Sat, May 26 2012
One million euro will be sufficient to unearth, preserve and display a significant number of archaeological valuables dated from the second century BCE and still remaining underneath the Sveta Sofia basilica in the Bulgarian capital, zagrada.bg reported.
According to architect Lyubinka Stoilova from the municipal company Stara Sofia (Old Sofia), there were 95 unique tombs with wall paintings and floor mosaics that could be exposed to the public through separate halls and several footbridges.
At this point, the archaeological layer is accessible only by specialists.
Together with the remnants of four earlier churches, two of which have multi-coloured Roman mosaics, the tombs discovered in the basement are said to have been the east necropolis of Serdika, a name used by the Romans to identify an earlier Thracian settlement.
The hunt for finances has taken the company more that two years, Stoilova has said, as quoted by zagrada.bg.
Stara Sofia has applied for financing from the Regional Programme for Cultural and Natural Heritage in South East Europe.
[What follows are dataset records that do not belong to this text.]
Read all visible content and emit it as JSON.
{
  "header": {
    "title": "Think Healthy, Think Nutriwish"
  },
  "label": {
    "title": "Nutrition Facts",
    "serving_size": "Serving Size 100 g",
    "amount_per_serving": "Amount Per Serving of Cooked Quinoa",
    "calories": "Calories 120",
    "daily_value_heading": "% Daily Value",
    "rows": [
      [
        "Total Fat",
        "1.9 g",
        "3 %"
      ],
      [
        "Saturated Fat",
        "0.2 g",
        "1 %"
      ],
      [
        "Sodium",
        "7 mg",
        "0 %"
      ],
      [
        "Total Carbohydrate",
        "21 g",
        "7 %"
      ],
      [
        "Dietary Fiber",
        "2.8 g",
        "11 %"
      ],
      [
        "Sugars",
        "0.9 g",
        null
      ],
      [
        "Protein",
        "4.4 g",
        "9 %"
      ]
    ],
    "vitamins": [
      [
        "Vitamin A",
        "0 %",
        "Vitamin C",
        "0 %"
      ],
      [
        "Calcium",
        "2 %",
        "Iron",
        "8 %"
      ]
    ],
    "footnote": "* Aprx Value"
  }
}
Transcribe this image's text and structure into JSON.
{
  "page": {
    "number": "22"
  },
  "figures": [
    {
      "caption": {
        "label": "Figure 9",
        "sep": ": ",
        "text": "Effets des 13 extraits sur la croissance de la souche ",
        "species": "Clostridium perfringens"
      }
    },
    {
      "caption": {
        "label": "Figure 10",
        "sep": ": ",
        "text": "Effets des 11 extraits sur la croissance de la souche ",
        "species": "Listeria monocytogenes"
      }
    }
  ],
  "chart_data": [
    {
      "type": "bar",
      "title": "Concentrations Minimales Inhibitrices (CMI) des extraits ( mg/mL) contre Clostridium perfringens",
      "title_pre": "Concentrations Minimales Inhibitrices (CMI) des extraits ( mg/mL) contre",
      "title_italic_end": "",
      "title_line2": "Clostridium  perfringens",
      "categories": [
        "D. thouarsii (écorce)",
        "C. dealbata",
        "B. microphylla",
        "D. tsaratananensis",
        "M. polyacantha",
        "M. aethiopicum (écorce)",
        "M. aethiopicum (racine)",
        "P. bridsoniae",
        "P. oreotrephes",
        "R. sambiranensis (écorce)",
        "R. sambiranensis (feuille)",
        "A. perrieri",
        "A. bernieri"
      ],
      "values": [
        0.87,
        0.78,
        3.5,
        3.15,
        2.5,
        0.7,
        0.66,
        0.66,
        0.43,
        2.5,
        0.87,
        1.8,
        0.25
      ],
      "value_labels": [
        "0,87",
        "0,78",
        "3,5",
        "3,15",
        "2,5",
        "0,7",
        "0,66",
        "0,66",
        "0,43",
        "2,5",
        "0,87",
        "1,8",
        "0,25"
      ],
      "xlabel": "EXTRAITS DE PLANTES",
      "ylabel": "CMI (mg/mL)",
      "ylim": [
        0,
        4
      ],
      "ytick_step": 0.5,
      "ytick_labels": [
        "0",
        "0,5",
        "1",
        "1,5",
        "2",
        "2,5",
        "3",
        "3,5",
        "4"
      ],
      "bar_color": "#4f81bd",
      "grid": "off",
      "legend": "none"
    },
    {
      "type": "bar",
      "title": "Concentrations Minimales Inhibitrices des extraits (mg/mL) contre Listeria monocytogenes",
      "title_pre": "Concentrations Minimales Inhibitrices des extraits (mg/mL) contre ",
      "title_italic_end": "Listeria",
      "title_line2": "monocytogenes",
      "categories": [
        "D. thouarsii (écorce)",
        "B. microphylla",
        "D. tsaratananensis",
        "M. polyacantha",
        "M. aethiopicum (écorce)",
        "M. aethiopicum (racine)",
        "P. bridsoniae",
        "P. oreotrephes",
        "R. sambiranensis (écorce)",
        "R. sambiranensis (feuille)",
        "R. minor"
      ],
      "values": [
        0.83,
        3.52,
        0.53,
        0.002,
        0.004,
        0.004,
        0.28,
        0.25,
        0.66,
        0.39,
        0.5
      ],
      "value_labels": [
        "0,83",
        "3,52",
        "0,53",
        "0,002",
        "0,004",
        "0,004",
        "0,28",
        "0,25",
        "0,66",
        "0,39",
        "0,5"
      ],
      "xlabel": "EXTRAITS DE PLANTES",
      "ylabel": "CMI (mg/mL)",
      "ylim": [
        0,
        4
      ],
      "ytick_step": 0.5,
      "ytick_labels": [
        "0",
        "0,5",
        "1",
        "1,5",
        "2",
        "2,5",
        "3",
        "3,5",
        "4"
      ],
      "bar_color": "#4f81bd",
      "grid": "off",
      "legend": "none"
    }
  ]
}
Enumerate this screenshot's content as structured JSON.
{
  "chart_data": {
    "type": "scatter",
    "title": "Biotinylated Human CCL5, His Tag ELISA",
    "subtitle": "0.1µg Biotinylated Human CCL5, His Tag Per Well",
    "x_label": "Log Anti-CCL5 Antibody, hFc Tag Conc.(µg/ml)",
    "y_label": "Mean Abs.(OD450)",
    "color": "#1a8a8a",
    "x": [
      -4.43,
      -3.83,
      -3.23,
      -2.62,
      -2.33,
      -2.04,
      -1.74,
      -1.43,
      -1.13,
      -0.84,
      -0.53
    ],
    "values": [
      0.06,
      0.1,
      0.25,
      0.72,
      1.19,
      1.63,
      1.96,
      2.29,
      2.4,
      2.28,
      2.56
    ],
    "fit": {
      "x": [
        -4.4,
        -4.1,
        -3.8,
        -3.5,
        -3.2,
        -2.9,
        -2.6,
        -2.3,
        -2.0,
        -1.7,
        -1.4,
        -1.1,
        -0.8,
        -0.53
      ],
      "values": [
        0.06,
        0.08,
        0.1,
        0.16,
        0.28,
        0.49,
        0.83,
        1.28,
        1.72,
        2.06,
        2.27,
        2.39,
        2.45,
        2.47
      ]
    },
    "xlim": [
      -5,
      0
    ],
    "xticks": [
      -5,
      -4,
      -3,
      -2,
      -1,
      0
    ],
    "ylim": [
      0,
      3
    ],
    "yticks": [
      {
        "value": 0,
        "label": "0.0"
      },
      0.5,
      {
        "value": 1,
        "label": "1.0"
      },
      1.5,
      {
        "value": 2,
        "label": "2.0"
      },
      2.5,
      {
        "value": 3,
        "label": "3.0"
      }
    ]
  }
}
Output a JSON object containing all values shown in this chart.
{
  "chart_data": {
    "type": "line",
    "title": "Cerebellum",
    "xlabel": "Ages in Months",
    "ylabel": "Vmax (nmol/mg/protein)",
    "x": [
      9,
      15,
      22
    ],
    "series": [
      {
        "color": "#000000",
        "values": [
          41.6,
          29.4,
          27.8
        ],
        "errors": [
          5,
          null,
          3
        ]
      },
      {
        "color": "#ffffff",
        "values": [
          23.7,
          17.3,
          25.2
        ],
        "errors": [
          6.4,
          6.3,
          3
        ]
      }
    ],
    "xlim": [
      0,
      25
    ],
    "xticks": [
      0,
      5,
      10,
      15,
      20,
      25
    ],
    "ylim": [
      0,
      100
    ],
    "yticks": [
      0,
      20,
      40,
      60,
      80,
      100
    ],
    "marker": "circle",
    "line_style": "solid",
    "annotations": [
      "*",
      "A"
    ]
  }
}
Field specialists from the European Union have already visited the site, and the municipal company is preparing a grant proposal, hoping to soon start the preservation and exhibition of the artefacts.
Archaeological research in the Sveta Sofia basilica began in 1893, and in 1927 the building was declared a historical monument. In 1955, the church was given the statute of an architectural and archaeological monument of culture with national significance.